CARS.COM — Car buying can be confusing in the best of times. You have to be even more careful when incentives (whether they are cash-back rebates or reduced finance rates) can obscure how much you’re really paying.
Related: Understanding Factory-to-Dealer Incentives
If you decide to take the cash on a car, pickup truck, SUV or minivan, the dealer may insist that it’s the best deal you’re going to get, hoping you’ll leave it there and sign up for the dealership’s financing. Remember, though, that rebates are offered by the manufacturer, and that money doesn’t come out of the dealer’s pocket, so you may still be able to negotiate a better deal.
Experts advise setting a final price for the car first, then calculating the rebates or loan financing from that point. New-car incentives often make consumers forget about trying to get the best overall price, sometimes helping dealers to sell cars at a higher price than they might have without the incentives. How is that possible? By getting the buyer to focus on the monthly payment and not the overall cost of the car, including interest charges.
Another sticking point about low-interest financing is that you must be approved for them, after a credit check. If your credit record is spotty, don’t count on getting those low financing rates. People with a poor credit score generally pay higher rates for financing.
The lowest financing rates may apply only to the shortest loans, generally four years. For loans beyond that, finance rates tend to rise. Ask to see if the best rates apply to what you want to buy and what the limits are on any financing deals. It’s also a good idea to get preapproved beforehand for an auto loan rate from a third-party bank or credit union; that way you’ll have a competitive offer in your back pocket in case the dealer’s terms are too high.
For many automakers, incentives are used to persuade shoppers to purchase a slow-selling model or to help sell off inventory; if a new car is already a big seller, incentives are harder to find.
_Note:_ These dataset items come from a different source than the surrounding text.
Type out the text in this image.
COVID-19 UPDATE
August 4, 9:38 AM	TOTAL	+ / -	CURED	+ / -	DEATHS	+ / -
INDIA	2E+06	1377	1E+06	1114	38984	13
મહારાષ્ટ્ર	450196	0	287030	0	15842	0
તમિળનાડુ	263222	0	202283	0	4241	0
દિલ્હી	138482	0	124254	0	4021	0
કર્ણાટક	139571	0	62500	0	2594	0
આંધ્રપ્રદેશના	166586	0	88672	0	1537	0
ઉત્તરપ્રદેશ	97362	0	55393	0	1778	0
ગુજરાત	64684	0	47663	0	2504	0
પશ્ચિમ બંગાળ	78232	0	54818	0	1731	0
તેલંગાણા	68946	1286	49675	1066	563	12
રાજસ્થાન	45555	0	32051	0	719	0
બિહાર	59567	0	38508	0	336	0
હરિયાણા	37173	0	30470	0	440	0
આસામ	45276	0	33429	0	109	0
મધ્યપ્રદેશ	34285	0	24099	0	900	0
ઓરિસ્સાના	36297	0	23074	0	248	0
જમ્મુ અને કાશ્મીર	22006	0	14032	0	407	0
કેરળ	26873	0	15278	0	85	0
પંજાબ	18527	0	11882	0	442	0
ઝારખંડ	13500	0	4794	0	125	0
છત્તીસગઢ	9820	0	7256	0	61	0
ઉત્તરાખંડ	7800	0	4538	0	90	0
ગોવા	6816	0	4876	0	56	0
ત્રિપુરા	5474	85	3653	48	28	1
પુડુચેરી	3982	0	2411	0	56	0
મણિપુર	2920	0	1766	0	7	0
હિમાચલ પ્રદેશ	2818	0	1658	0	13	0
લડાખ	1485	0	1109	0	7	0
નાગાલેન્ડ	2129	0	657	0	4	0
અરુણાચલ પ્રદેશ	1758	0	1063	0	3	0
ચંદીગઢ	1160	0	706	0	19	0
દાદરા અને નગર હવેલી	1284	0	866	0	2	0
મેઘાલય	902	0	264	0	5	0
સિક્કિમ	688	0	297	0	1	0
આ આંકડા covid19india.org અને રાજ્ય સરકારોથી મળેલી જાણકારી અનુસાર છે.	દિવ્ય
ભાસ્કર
If you think you’ve walked away with a good deal on the price, rebate and financing, stay sharp through the financing department. Think carefully before agreeing to high-margin extended-service warranties and credit life insurance offers; they may be unnecessary for you. Some shoppers are looking for more peace of mind; if you’re not one of them, decline those offers.
One approach that’s gained popularity: Market research shows that car buyers often put a big chunk of their rebates into moving into a higher trim level of the car they want or use it on other vehicle upgrades.
Getting your best deal is always a complex dance between the model you want, demand for that vehicle, dealer inventory and the available incentives, including manufacturer-to-dealer incentives.
If you have a vehicle to trade in, conduct that transaction last and don’t talk about it until you’ve settled on a price for the vehicle you want. Otherwise, it helps the dealer determine how much you can afford and whether the trade-in value of the car can be introduced into the equation, which can confuse matters.